COMENTARIO

Por el Dr. Carlos Morínigo, profesor, neumólogo, ex ministro de Salud

Sabemos todos que antes de la era de los antibióticos sintéticos que conocemos, toda la medicina se basaba en el saber del hombre sobre las propiedades curativas de las plantas. De ellas se hacían brebajes, infusiones, pastas e inclusive inhalaciones para los distintos males que aquejaban en esas épocas.

De hecho, el conocimiento fue avanzando y todo este fue industrializado, es así que la mayor parte de los fármacos con los que hoy contamos tienen una base natural en plantas medicinales, de la cuales se iniciaron y que luego, con el uso de tecnología, se fueron sintetizando en muchos otros compuestos con propiedades agregadas. El ejemplo práctico es la penicilina, descubierta por Fleming en 1828 a partir de un hongo, el primer antibiótico.

Ahora bien, como decía Darwin sobre la evolución biológica por selección natural, implicaba que las especies cambian a lo largo del tiempo, se adaptan, se modifican para vivir, es lo que ocurre con los virus, bacterias y parásitos, así como en todo ser vivo. No solamente la naturaleza es culpable de esa evolución, allí aparece nuevamente la mano del hombre, que colabora a que haya cada vez más resistencias a los antibióticos. El consumo sin razón, e indiscriminado, ya sea por automedicación o mala indicación médica está creando estragos. No pasa un día en que recibo 6 de cada 10 pacientes con polimedicación antibiótica de todas las clases que se pueden imaginar, sin necesidad alguna por cuadros que no ameritan antibióticos.

Cuando fui a Cuba quede sorprendido cuando el ministro de Salud me presenta a la directora del Departamento de Medicina Natural y Tradicional del Sistema Nacional de Salud. Allí es una disciplina médica reconocida por el ministerio. La medicina natural y tradicional incluye un conjunto de modalidades, técnicas o procedimientos preventivos, diagnósticos, terapéuticos y rehabilitadores validados científicamente por la tradición y por investigadores.
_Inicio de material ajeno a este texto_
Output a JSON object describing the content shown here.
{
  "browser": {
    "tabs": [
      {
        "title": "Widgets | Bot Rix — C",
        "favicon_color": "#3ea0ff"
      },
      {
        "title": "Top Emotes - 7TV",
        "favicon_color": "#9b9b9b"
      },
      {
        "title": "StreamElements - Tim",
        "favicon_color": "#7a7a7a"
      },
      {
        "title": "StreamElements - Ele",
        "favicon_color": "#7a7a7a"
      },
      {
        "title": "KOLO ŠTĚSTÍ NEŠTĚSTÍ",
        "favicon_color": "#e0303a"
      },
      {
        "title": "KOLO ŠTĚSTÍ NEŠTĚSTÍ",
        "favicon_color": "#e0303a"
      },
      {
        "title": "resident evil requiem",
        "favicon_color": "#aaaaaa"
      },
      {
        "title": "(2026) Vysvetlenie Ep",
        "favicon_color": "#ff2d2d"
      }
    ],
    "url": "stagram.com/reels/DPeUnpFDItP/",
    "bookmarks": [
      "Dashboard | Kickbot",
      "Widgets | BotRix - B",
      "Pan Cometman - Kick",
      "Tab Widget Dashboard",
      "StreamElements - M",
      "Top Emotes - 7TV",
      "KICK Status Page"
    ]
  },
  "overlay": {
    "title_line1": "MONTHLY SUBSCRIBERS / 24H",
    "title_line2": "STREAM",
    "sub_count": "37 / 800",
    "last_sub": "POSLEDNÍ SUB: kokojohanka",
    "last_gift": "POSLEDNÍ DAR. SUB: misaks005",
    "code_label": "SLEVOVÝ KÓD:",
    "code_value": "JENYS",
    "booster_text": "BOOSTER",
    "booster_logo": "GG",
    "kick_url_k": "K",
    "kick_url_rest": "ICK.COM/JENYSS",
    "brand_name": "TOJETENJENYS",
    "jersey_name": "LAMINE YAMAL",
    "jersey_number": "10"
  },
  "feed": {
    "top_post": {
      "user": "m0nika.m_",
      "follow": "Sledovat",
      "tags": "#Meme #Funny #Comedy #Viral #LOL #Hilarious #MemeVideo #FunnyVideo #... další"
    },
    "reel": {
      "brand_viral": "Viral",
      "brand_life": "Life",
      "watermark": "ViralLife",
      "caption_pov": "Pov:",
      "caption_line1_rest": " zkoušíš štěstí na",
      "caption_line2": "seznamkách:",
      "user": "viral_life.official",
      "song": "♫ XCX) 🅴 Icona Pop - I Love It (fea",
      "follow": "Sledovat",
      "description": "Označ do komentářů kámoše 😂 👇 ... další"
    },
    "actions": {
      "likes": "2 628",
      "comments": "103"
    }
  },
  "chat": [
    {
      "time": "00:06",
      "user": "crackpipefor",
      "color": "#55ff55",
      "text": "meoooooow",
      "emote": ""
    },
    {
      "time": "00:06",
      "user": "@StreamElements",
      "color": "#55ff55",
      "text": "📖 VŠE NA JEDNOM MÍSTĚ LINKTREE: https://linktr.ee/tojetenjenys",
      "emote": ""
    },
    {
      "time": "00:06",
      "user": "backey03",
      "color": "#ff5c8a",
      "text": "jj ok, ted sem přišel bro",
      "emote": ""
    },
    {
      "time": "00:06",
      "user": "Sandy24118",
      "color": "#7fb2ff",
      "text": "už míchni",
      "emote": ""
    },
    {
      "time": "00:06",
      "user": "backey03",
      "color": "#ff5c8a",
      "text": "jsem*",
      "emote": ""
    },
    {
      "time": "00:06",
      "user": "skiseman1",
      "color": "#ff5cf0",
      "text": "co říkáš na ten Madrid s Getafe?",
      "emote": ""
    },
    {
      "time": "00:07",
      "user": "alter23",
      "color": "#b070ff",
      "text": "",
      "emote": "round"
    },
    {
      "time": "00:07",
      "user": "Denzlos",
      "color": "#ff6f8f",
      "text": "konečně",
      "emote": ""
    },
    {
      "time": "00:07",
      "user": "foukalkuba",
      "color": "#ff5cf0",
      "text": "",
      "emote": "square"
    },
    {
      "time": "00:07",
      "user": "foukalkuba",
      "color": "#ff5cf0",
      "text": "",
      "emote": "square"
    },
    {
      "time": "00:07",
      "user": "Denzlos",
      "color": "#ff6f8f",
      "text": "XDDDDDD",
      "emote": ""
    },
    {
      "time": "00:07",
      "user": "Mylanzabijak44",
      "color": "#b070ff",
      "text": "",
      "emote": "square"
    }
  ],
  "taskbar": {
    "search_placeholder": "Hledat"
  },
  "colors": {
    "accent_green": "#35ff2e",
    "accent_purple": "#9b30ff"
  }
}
Los profesionales y técnicos en salud deben estar preparados en el manejo de las diferentes técnicas de esta terapéutica, sobre todo en atención primaria de salud.

Nuestro país, rico en conocimiento y uso amplio del herbario medicinal desde nuestros ancestros, los guaraníes, lo está olvidando y desperdiciando. Esta riqueza natural podría salvarnos en algún momento de lo que nos espera en el futuro si continuamos utilizando antibióticos indiscriminadamente. Entonces, tenemos materia prima, tenemos conocimientos, investiguemos y manos a la hierba.